New Jersey state Sen. Anthony Bucco, a Republican, said in a telephone interview that he took over sponsorship of the bill after another senator retired. The driving force behind the legislation was a doctor whose daughter died in a skiing accident in 1988.

“It took me quite a few years to convince people in the Legislature that it was a good bill,” Bucco said.

It helped, he said, when the bill was changed to put the onus of enforcement on police rather than on the ski slopes.

Because of that change, the National Ski Areas Association supported the New Jersey law, said Dave Byrd, director of risk and regulatory affairs for the trade group. It wouldn’t support a law requiring adults to wear helmets, he said, and it wouldn’t support a law putting ski areas in charge of enforcement. That would “open liability exposure” for the resorts, he said.

“But some ski areas do have their own, more-targeted ski-helmet requirements,” Byrd said.

For example, Vail and Aspen, two of the nation’s best-known ski resorts, both require their employees to wear helmets when skiing or riding.

Aguirre said he fought for a helmet-use policy during the short time when he sat on the board of the United States of America Snowboard Association. Some of the other board members opposed requiring helmets, Aguirre recalled, saying they didn’t want the sport to become “uncool” or lose its edge.

“I said, ‘This isn’t about “cool” and “edge,” ’ ” Aguirre related. “ ‘This is about having a kid grow up so he can say his ABCs in the morning.’ ”

Not a panacea

Although his organization encourages helmet use, Byrd said it’s not a panacea.

“It’s far more important to ski safely and responsibly than any one piece of equipment,” he said.

People in the skiing and snowboarding business who were interviewed for this story were generally skeptical about the idea of helmet laws, pointing out that helmet use has become common without laws requiring it.

“People don’t like to be legislated into doing something,” said Scott Neustel, owner of the Ski Hut.

Bob Roper, who volunteers on Ski Patrol at Chester Bowl and Spirit Mountain, said legislating helmet use might prove impractical.

“I strongly recommend helmets, but getting everyone to wear one … that’d be pretty tough,” he said.

Michael Aguirre said he’s thankful helmets have long been the law in his household.

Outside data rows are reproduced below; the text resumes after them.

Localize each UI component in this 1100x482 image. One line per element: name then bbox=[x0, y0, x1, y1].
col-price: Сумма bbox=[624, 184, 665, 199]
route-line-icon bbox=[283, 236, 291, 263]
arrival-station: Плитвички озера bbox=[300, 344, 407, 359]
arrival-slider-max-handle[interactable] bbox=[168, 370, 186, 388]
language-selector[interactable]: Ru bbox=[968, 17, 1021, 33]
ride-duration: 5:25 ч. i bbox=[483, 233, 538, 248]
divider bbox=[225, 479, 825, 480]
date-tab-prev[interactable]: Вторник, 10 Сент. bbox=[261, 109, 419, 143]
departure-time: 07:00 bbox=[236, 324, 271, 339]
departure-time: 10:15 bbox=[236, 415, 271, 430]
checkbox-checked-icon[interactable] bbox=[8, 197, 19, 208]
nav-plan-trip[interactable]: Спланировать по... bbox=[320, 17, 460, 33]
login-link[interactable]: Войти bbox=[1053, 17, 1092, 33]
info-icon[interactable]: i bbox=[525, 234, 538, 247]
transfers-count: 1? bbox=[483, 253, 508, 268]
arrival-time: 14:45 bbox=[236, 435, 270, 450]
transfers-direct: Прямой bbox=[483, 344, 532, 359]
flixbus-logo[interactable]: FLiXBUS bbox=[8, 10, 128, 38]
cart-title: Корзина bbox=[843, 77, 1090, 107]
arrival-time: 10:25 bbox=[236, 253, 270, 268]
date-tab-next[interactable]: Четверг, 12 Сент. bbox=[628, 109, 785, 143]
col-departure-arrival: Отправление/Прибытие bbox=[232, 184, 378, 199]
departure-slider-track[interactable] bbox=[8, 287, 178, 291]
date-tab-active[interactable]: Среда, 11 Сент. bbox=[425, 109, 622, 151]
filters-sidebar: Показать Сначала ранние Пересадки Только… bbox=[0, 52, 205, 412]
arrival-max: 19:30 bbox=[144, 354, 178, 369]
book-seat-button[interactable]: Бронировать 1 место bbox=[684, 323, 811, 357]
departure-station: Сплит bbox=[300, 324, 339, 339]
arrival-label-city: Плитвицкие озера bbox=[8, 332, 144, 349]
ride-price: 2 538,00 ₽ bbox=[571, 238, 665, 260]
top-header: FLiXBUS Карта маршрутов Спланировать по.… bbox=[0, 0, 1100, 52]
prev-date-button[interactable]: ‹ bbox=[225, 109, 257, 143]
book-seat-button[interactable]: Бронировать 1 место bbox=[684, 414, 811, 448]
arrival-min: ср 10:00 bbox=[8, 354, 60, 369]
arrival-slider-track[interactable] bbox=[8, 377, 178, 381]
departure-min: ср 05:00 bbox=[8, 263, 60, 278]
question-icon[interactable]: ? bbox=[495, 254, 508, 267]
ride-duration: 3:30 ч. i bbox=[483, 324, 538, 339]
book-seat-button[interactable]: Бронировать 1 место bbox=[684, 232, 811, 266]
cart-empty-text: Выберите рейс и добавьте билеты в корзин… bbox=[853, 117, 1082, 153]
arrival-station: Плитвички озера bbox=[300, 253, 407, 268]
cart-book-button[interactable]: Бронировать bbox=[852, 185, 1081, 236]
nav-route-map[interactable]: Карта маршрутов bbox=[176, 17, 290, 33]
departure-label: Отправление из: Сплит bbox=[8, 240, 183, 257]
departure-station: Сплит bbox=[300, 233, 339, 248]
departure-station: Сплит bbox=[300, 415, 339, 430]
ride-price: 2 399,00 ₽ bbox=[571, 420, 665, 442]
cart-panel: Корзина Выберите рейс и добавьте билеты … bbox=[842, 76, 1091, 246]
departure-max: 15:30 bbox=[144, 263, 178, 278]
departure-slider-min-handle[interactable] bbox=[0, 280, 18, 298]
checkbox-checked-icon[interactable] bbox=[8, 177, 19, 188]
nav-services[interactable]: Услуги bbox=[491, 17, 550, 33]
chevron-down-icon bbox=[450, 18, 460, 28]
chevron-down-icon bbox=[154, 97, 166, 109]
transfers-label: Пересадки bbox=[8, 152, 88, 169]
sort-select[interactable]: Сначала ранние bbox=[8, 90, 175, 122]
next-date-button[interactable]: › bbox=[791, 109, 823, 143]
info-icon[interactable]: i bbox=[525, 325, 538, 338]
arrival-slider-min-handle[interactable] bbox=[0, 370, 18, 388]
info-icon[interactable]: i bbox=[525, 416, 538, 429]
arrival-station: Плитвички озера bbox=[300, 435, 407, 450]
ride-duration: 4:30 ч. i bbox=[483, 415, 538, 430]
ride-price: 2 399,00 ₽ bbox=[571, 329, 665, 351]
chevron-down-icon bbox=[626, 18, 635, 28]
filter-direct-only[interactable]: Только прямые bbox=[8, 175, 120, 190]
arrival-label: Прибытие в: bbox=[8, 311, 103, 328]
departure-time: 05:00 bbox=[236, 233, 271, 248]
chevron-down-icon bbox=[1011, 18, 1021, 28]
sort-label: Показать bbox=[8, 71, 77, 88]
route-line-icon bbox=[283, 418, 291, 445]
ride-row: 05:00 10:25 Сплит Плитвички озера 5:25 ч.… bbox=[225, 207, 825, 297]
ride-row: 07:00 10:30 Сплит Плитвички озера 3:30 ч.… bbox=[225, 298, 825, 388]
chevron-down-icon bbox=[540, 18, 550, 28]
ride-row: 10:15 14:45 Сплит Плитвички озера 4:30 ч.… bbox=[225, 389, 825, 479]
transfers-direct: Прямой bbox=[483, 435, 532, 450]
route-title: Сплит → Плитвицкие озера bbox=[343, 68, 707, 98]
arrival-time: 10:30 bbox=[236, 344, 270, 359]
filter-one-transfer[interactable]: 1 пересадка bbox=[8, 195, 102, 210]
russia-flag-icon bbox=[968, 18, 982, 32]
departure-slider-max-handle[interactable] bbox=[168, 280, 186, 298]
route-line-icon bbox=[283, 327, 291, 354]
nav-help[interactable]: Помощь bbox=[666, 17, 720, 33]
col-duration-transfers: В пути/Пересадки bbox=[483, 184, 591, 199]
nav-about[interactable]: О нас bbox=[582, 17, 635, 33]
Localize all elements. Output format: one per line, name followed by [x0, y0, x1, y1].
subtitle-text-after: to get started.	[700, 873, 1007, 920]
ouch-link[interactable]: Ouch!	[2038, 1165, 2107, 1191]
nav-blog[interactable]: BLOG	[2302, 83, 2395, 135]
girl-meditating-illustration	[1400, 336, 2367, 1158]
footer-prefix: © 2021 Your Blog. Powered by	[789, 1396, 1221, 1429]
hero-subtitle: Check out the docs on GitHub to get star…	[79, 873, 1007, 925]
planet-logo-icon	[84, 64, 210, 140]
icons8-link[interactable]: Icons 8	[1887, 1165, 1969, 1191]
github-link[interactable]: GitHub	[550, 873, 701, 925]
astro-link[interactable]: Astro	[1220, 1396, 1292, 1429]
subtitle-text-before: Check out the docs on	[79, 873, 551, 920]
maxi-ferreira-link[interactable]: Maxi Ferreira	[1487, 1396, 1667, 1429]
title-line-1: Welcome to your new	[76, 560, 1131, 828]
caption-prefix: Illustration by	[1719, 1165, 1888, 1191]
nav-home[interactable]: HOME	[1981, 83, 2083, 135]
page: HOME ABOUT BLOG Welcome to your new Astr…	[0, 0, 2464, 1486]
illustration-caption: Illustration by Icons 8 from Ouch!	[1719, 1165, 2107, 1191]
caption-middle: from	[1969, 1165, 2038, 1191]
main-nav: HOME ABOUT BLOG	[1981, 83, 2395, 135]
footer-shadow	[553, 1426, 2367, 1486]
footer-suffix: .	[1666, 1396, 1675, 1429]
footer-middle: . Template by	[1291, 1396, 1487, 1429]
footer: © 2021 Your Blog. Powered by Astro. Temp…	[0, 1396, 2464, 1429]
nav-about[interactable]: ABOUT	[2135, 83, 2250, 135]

He credits them with minimizing injuries not only for Mason but also for his daughter, Molly, a former professional snowboarder who now is a nursing student in California.

Molly Aguirre went up a quarterpipe during one competition and fell backward, landing on her head. “And her helmet just split right up the middle, like a cracked egg,” he said.

She suffered a concussion, but it could have been much worse, Michael Aguirre said.

Mason Aguirre largely has avoided serious injuries in pro competition, although at 25 he’s probably in the twilight of his career, his dad said.

Seeing Mason and Molly and other pros on TV wearing helmets showed kids it was OK, even cool, for them to wear helmets, Michael Aguirre said.

“It probably saved a lot of kids a lot of brain damage,” Michael Aguirre said. “I’m just happy the way it ended up that it became accepted and it became a norm. … Now everybody’s wearing them. And they get to come home for dinner.”